This. Is. Hard. Harder than I ever could have expected. The Lord is revealing things to me that I knew I had trouble with, but now is the time to take hold of it and truly heal.
Cressa and I were talking on my way to surgery on Friday. She said that back in Bible times if a sheep ran off, the shepherd would break its legs so that it had no choice but to remain with the Shepherd to build a close relationship with him. How true is this. It’s just like the wilderness the Israelites walked through. They lived in a place of miraculous provision for 40 years. They had manna from Heaven (Jed said that It tasted like Milk and Honey, a “taste” of their promised land), their tents and clothes never wore out, they had water and everything they needed and they were overshadowed by the Shepherd in a pillar of fire and herded like sheep all around the desert.
On my way to her house I was praying and telling the Lord how grateful I was for my friends. Sometimes life keeps us so busy we do pause and wonder who our real friends are. I was on my way to their house that morning and I was talking with God asking for forgiveness for being so stubborn and not opening up more and being receptive to accepting help when I need it. I then was praying and thanking Him for their friendship and I pulled behind a truck with a trailer and there was a sticker on the trailer door that said “When you need em, they’re there” and on the left door it said “Sheep Herding”.
Tears. At dinner I was retelling what the Lord has been speaking to me. Sharing with them my gratefulness of their constant love and hospitality. As I sat there before them the Holy Spirit came over me and the Lord said to me that this surgery was a door. An open door that I chose to walk through, knowing what awaited me on the other side.
I have trouble asking for help. A LOT of trouble. This is rooted in pride- but not for the reasons you think. When I was younger, I went to college. It just wasn’t for me and I hated every moment of it. My grandma paid for it. When I went to trade school and I was ready to pay it off, she offered and I said no. No, because I had wasted her money and paying for my own mistake was the right thing to do. Similar situations have arisen in the years since where the predicament wasn’t necessarily my fault but I was still the one to reach out for help. I pushed back pretty hard when it came up but it made me throw up a wall. To be strong and smart enough to never be in a position where I have to be a burden. And it was then that I somehow labeled myself a burden. It has made this period difficult.

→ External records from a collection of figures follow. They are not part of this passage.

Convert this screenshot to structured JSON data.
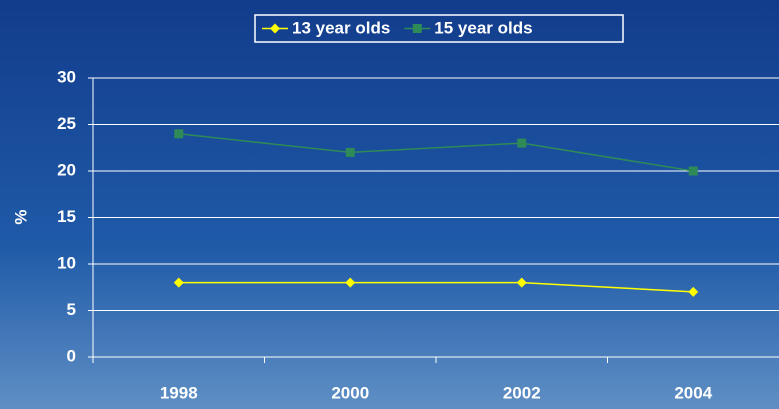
{
  "chart_data": {
    "type": "line",
    "y_label": "%",
    "categories": [
      "1998",
      "2000",
      "2002",
      "2004"
    ],
    "series": [
      {
        "name": "13 year olds",
        "color": "#ffff00",
        "marker": "diamond",
        "values": [
          8,
          8,
          8,
          7
        ]
      },
      {
        "name": "15 year olds",
        "color": "#2e8b57",
        "marker": "square",
        "values": [
          24,
          22,
          23,
          20
        ]
      }
    ],
    "ylim": [
      0,
      30
    ],
    "yticks": [
      0,
      5,
      10,
      15,
      20,
      25,
      30
    ],
    "grid": true,
    "legend": "top"
  }
}
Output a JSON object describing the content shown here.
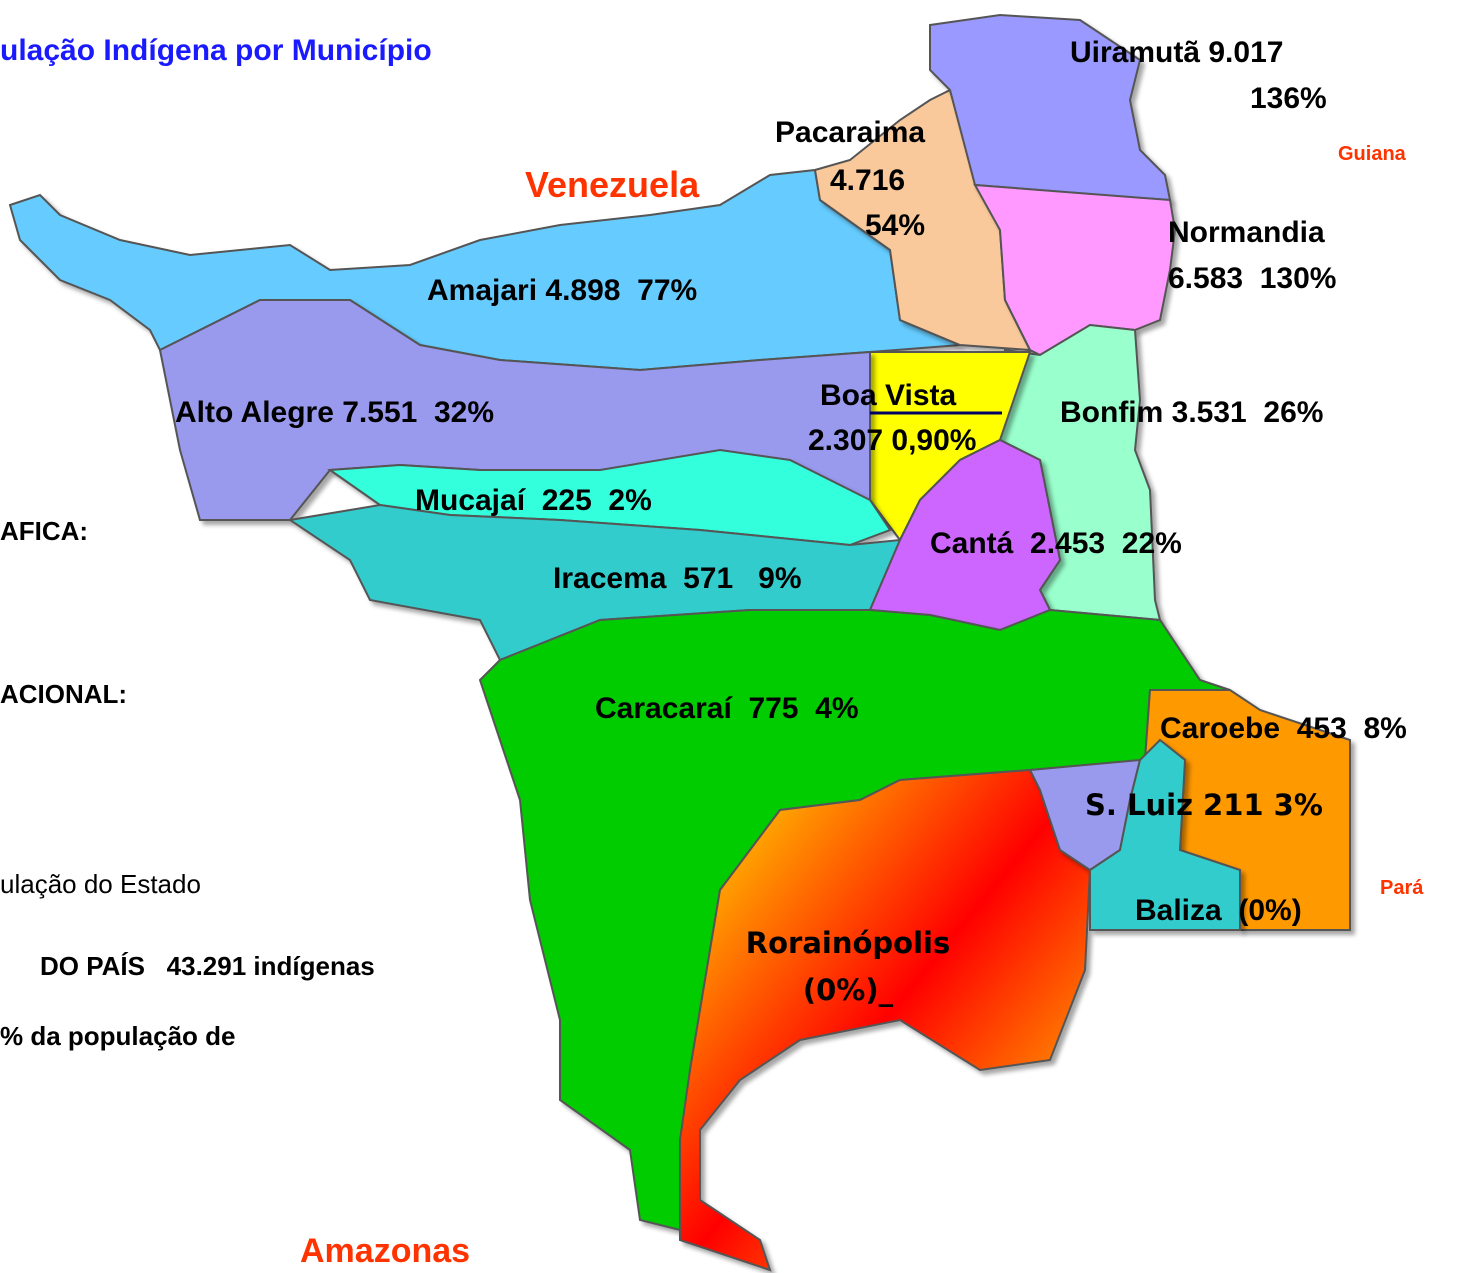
{
  "title": "ulação Indígena por Município",
  "neighbors": [
    "Venezuela",
    "Guiana",
    "Pará",
    "Amazonas"
  ],
  "municipalities": [
    {
      "lines": [
        "Uiramutã 9.017",
        "136%"
      ]
    },
    {
      "lines": [
        "Pacaraima",
        "4.716",
        "54%"
      ]
    },
    {
      "lines": [
        "Normandia",
        "6.583  130%"
      ]
    },
    {
      "lines": [
        "Amajari 4.898  77%"
      ]
    },
    {
      "lines": [
        "Alto Alegre 7.551  32%"
      ]
    },
    {
      "lines": [
        "Boa Vista",
        "2.307 0,90%"
      ]
    },
    {
      "lines": [
        "Bonfim 3.531  26%"
      ]
    },
    {
      "lines": [
        "Mucajaí  225  2%"
      ]
    },
    {
      "lines": [
        "Cantá  2.453  22%"
      ]
    },
    {
      "lines": [
        "Iracema  571   9%"
      ]
    },
    {
      "lines": [
        "Caracaraí  775  4%"
      ]
    },
    {
      "lines": [
        "Caroebe  453  8%"
      ]
    },
    {
      "lines": [
        "S. Luiz 211 3%"
      ]
    },
    {
      "lines": [
        "Baliza  (0%)"
      ]
    },
    {
      "lines": [
        "Rorainópolis",
        "(0%)_"
      ]
    }
  ],
  "side_text": [
    "AFICA:",
    "ACIONAL:",
    "ulação do Estado",
    "DO PAÍS   43.291 indígenas",
    "% da população de"
  ]
}
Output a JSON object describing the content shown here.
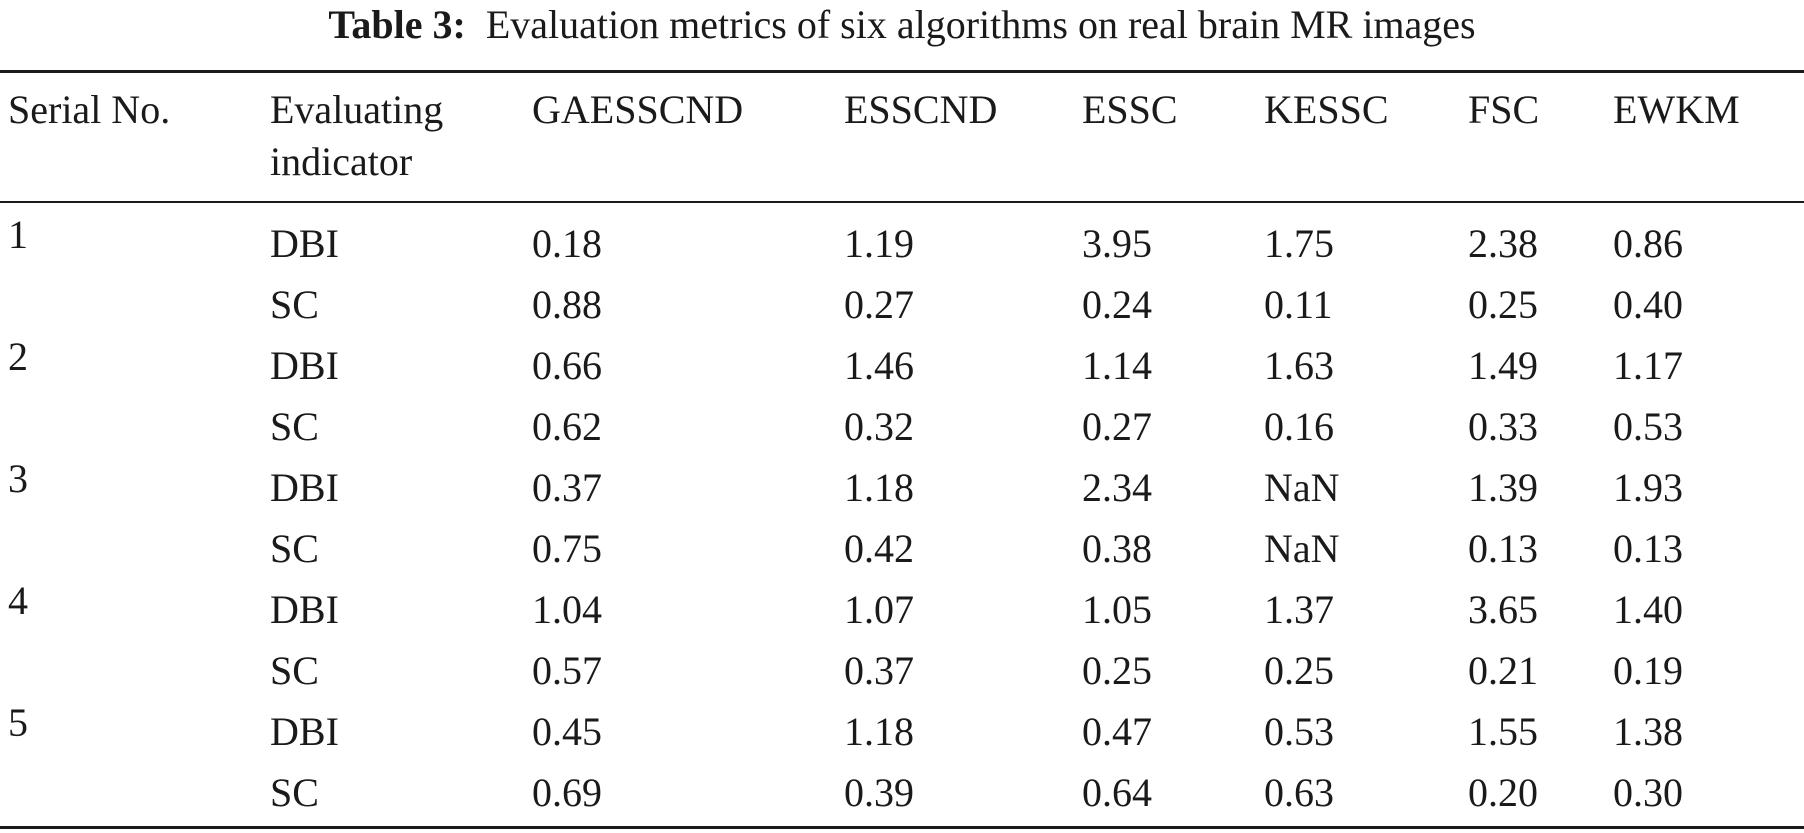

In Song of Solomon at the end it says that the Shulamite Woman was leaning on her beloved on her way out of the desert. Fully relying on Him. How often do we not ask for things that we need? The big things, the small things? How long do we sit and suffer or do without when as His children we have only but to ask? He has so much for us! He wants us to be so reliant on Him that we ask Him for the Big and Small alike.
This is a brand new season. We have to change with it. We have to be willing to be vulnerable in Him. He’s not a genie, but He wants us to reach out and ask Him for the little things and the big things. He says to ask Him for anything in Jesus name.
What can we ask Him for that makes us vulnerable in Him. How can we bring others into our circle and allow them to be a part of our lives? We need to live authentic lives and that means taking down our walls.